Elizabeth Austin ties a particular green satin ribbon around her wrist whenever she could use a little luck, whether it be at exam time or for a job interview. That very same ribbon was on her wrist at the 2001 JHU Student Employee of the Year awards ceremony, held April 4 in the Garrett Room of the MSE Library at Homewood.
For Austin, a senior who had been nominated twice before, it was now or never to claim the big prize. Her employers had shared in her disappointment and this year came out in force to support her. Needless to say, when the time came to announce this year's winner, no sooner was the word "Elizabeth" uttered when a chorus of cheers erupted from Austin's table.
Austin, summoned to the podium, quickly told those gathered the story about the lucky ribbon and offered emotional words of thanks. Clutching the ribbon with her hand, she finished her short acceptance speech with "Wow. I guess it works."
The ninth annual ceremony was part of National Student Employee Appreciation Week, an event whose purpose is to enhance awareness of student employment and the important role it plays in higher education.
Campus jobs are held by roughly 3,300 Homewood undergraduate and graduate students, a work force without which many of the university's offices, programs and departments could not operate, said Susan Boswell, dean of students and interim dean of Homewood Student Affairs, who spoke at the event.

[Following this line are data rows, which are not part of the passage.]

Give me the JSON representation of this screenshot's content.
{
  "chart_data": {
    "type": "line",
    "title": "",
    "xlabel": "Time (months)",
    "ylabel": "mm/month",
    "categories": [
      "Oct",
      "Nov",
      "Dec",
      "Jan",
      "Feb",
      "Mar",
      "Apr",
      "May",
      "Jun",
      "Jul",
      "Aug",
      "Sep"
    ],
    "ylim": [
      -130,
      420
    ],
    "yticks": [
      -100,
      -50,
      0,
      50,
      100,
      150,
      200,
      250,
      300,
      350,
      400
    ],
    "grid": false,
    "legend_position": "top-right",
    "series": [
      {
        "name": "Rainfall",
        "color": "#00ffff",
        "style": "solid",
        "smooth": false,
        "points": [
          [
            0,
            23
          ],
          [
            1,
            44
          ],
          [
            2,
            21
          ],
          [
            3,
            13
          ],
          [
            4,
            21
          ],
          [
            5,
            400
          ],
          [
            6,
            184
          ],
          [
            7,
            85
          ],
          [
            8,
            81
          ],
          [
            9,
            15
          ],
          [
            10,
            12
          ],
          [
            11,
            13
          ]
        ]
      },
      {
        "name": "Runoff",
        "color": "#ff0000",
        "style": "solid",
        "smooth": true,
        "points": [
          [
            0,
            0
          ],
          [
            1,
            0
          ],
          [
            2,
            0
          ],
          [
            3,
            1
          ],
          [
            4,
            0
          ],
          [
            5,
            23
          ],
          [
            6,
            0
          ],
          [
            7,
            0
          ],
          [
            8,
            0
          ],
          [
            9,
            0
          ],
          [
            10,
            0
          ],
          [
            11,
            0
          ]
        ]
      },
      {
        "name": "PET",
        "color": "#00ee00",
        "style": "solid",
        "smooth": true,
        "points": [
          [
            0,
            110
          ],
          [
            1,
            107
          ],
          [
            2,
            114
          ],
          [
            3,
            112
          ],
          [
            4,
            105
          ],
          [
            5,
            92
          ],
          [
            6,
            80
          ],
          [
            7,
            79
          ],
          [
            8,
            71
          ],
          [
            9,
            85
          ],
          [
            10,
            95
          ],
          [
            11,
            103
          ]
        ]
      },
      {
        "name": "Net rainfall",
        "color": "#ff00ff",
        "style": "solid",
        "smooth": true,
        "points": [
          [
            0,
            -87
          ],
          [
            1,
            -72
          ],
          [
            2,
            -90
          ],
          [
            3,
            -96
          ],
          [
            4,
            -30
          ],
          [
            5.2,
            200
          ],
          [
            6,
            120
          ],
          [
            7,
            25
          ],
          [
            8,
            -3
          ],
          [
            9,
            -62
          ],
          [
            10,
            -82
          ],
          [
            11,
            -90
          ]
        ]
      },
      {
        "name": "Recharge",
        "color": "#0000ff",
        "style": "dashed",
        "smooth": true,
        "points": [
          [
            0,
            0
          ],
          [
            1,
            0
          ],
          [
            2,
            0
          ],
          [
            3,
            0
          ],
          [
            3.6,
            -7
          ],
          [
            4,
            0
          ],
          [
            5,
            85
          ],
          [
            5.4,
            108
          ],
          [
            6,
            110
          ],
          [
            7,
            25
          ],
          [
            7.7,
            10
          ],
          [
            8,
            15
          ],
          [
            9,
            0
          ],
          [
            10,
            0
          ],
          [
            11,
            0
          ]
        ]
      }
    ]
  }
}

Boswell also addressed how important it is for students to be involved in activities outside the classroom, such as volunteer work, athletics or a campus job.
"There is value in doing something else. I know very well the more I have to do, up to a point," Boswell said amid laughter, "the better I am at balancing my time and making sure that I get things done.
"So one very important role of the jobs that we provide for our students, in addition to being such a tremendous help to us, is the opportunity for them to really balance things, and to learn to develop all those life skills that will help tremendously when they leave the university."
The annual weeklong celebration includes daily prizes, contests and food and culminates with the Employee of the Year ceremony. This year, 23 individuals and nine departmental student groups were honored, with the Student Employee of the Year Award going to Austin, who works in the Department of Geography and Environmental Engineering. Austin, an English major, received a $500 savings bond and will compete in the state, regional and national Employee of the Year contests sponsored by the National Student Employee Association.
First runner-up prize went to Robert Black, a graduate student in the Near Eastern Studies Department, who works at Hopkins ITS. In second place there was a tie between Dawn LaBarre, a senior computer science major and an employee in the Controller's Office, and Jennifer Abras, a sophomore in mechanical engineering and an employee at the Mechanical Engineering Department. Cash prizes for first runner-up and second place were $200 and $50, respectively.
The Employer of the Year award went to Nancy Powers, historic house assistant at Evergreen House.
Group awards were given to Career Planning and Development, MSE Library/Cataloging, the Department of Sociology, the SOM Department of Psychiatry/Neuro Imaging, the Student Counseling Center, and the offices of the School of Engineering Dean, the Registrar, Special Events, Security and Student Activities.
Judges were Cynthia Holstein, administrative manager in the Biology Department; Timothy Mudric, senior research data manager in the School of Medicine's Department of Psychiatry; Richard Sanders, associate director of the Office of Academic Advising; and Renee Naomi Carter, graduate student in biological technologies.
In addition to Boswell, other speakers were Jerome Schnydman, executive assistant to the president, who read a proclamation from President William R. Brody, and Dmitry Ruban, last year's Student Employee of the Year.
Ruban, currently a Web/database administrator at the School of Professional Studies in Business and Education, was in full agreement with Boswell as to the importance of diversifying one's activities. The same year Ruban took a campus job, he earned a 4.0 grade point average.
"A big part of why that happened was because I was working at the time. I had all these things going, and, as Dean Boswell said, you have so many things to juggle, you have to sit down and get organized," Ruban said. "I am thankful for that because I know I wouldn't have done so well without that job."
Ruban, who plans to go to medical school, said if the world of medicine turns out not to be for him, he is glad to have the computer skills he learned as a student employee to fall back on.
First-place winner Austin was nominated by seven DOGEE faculty members. She has worked in the department since her freshman year, and said it has been time well spent.
"It has been really rewarding for me. I have learned so many skills," Austin said, referring to various computer and interpersonal skills.
Austin plans to get into marketing for the fashion industry after she graduates and recently had several interviews in Manhattan that "went very well." Wherever she winds up, Austin said it will hard to duplicate the experience she has had working at Hopkins.
"I am going to miss everybody so much. I would be blessed to find a department or a workplace that is even half as great as DOGEE is," Austin said. "Everybody is so kind and accepting. I mean, they hired me even though I had green hair."
For the record, Austin's hair is now brown.